Campsite at mile 1566 to Statue Creek (mile 1591)
The afternoon finds us repeatedly climbing along high ridgelines just as the sky curdles over and thunder rumbles overhead. Exposed ridges with thunder, possibly my least favorite combo. If clear skies and sunny mountain tops are peanut butter and jelly, then exposed ridges and thunder is a pickle juice and vanilla ice cream shake. Ever since an especially wet llama-packing trip with my family on the Colorado Trail found us huddling under trees while the skies turned white with lightning, I have been uncommonly nervous during thunderstorms. But I’ve also never been struck by lightning, so maybe I’m doing something right.
As we hike towards evening a frustrating pattern emerges. We scramble up and over a ridge just as the skies turn grey and ominous, I’m pushing the pace faster and faster in my nervousness to get back into the trees, back to where I’ll be relatively safe. As we crest the ridge it starts to sprinkle, or rain, or hail on us. Once we even stop to put on our rain gear, huddling under the eves of a scrawny pine tree working our damp arms into damp rain jackets while slushy hail turns the ground white around us. However, within ten minutes the sun is pushing through the clouds, the temperature and humidity shooting up along with it and we’re shedding layers as we begin to sweat. Then it starts to rain again and I completely give up. It’s not that cold, I’ll just be wet. Fine, it’s fine.
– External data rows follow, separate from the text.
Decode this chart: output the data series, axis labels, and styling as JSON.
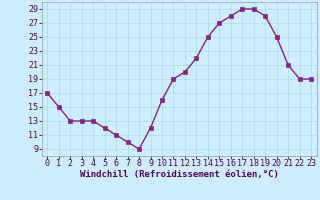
{
  "x": [
    0,
    1,
    2,
    3,
    4,
    5,
    6,
    7,
    8,
    9,
    10,
    11,
    12,
    13,
    14,
    15,
    16,
    17,
    18,
    19,
    20,
    21,
    22,
    23
  ],
  "y": [
    17,
    15,
    13,
    13,
    13,
    12,
    11,
    10,
    9,
    12,
    16,
    19,
    20,
    22,
    25,
    27,
    28,
    29,
    29,
    28,
    25,
    21,
    19,
    19
  ],
  "line_color": "#882288",
  "marker_color": "#882288",
  "bg_color": "#cceeff",
  "grid_color": "#aadddd",
  "xlabel": "Windchill (Refroidissement éolien,°C)",
  "xlim": [
    -0.5,
    23.5
  ],
  "ylim": [
    8,
    30
  ],
  "yticks": [
    9,
    11,
    13,
    15,
    17,
    19,
    21,
    23,
    25,
    27,
    29
  ],
  "xticks": [
    0,
    1,
    2,
    3,
    4,
    5,
    6,
    7,
    8,
    9,
    10,
    11,
    12,
    13,
    14,
    15,
    16,
    17,
    18,
    19,
    20,
    21,
    22,
    23
  ],
  "xlabel_fontsize": 6.5,
  "tick_fontsize": 6.0,
  "line_width": 1.0,
  "marker_size": 2.2
}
The sun is edging towards the horizon as we make our way up the last climb of the day. Far below and away until forever stretch tree filled valleys and tree covered ridges, row upon row. The rain clouds have finally ceded their efforts to the sun, with it’s humidity and haze, which dumps its warm syrupy yellow light across the world and all the way down into the deep valleys with their little ink black lakes. I always wonder what is down in those valleys, or over the next ridge—what special things are hidden behind those trees. I always have wondered what is just beyond what I can see, even if I know I’ll probably never go there, I want to know. I always want to know. The PCT takes one to a lot of different places, but only in its unique ever-moving way. The trail doesn’t always lend itself to exploration, or rather it is a very specific sort of exploration. Not the meandering sort of curiosity wandering, but rather the way in which you can see new vistas from the passengers seat during a road trip. An ever moving bubble of new sights, but you won’t get to see what’s beyond that ridge. We can look, but not touch. In this way NorCal feels vast and endless, the hazy sky smearing the edges of everything until maybe that distant ridge really is the end of the world.